Pontifications on Poison
Being some ramblings on events associated with poisonous plants.
Sunday 24th July 2011
There are people who say they would rather see a vet than a doctor. This is because the first question a doctor asks is ‘What’s wrong with you?’ whereas a vet has to find out just from their knowledge of medicine.
I was reminded of this, and why I don’t agree with the sentiment, by reading about the death of a giraffe at a zoo in Tucson, Arizona. It is believed that the animal, and another which, at the time of writing, seems to be slowly recovering, were fed oleander foliage by mistake. The story doesn’t say whether the plant was Nerium oleander or Thevetia peruviana, yellow oleander, but I suspect it was the former as this is the more common in the USA.
Though no results of a post mortem have been published, the zoo is quite certain that oleander was the culprit. The habit at the zoo, it seems, was to augment the giraffes’ regular feed with cuttings from plants in the extensive grounds. The animals’ normal keeper was away for a day and an apprentice, who clearly did not know enough about how to identify plants, fed them. On his return, the next day, the regular keeper noticed remnants of oleander leaves in the stalls. Though veterinary assistance was provided, Watoto died the next day from a heart attack. Denver, the second giraffe, had been refusing food, which for a ruminant can easily cause death, but intravenous fluids seem to have restored its appetite.
The zoo says that the apprentice, who had been employed for nearly a year, had received training in how to select trimmings to be fed to the animals and had fed the giraffes before. On this occasion, it seems that, as well as picking up vegetation from a location given by the groundkeeper, the apprentice took it upon himself to collect other material from a second site.
The zoo says it has training and protocols in place to prevent this sort of incident but, since these have failed in this case, it is looking at the option of removing all oleanders from its grounds.
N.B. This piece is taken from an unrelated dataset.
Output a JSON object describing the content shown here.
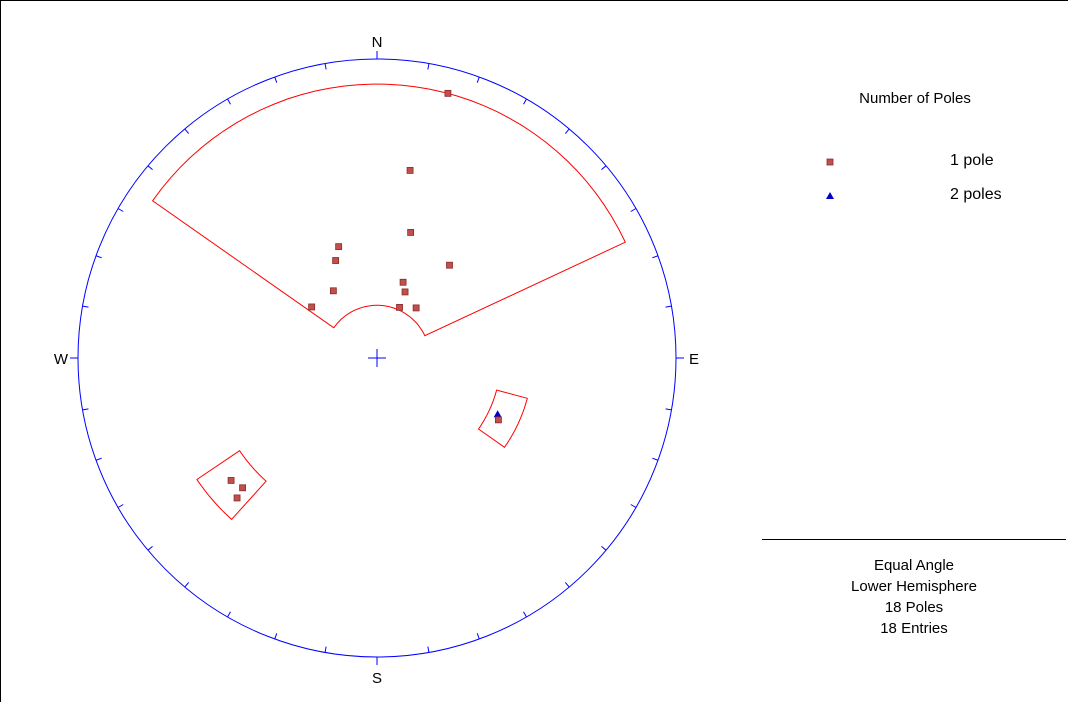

The zoo covers some 17 acres and, since the oleander, which is present on about one third of the perimeter, has been there since it was built 40 years ago, removing it would mean removing and replacing the perimeter fence. So far, the zoo has not estimated the substantial cost of doing this.
Given that this is the first incident in the zoo’s 40 year history, I wonder if improved procedures might be a better option. I always try and remember that money is finite and, though the zoo are talking about fundraising to cover the costs, I can’t help thinking that there must be other projects that would benefit animal welfare at the zoo more than this.
This is not the sort of incident that gets forgotten and will, I’m sure, be a central part of future staff training. Procedural changes, such as the ground staff removing all clippings from the oleanders immediately so that they are not there to be picked up, additional checks on feed about to be given to the animals and enhanced training, ought to be enough to prevent a recurrence.
Incidents of oleander poisoning are rare even in places, like parts of the Mediterranean, where oleanders are grown along roadsides as field boundaries and are available to animals in the fields or, such as horses, on the roads.
The incident that made me rethink my position in the doctor or vet debate happened in 2005 in Los Angeles. A miniature cow, called Fudgie, consumed oleander foliage from branches thrown into its field. It is thought that this was an innocent mistake by someone wishing to get rid of clippings rather than a deliberate attack. Fudgie was a favourite of the local primary school and her loss would have caused sadness for the children at the school.
Luckily for Fudgie, the vet treating her had a friend who was a toxicologist and was able to get very specific advice on the course of a case of oleander poisoning. Fudgie’s heart stopped twelve times in the course of a week but was restarted each time and, eventually, the poison left her system and she made a full recovery.
The vet and the toxicologist, apparently, developed a simple but effective method for restarting Fudgie’s heart. Whenever the animal arrested one or the other delivered a swift kick to the chest.
And that’s why I’d sooner be cared for by a doctor. If my heart stops, I’d prefer more advanced methods to be used to restart it.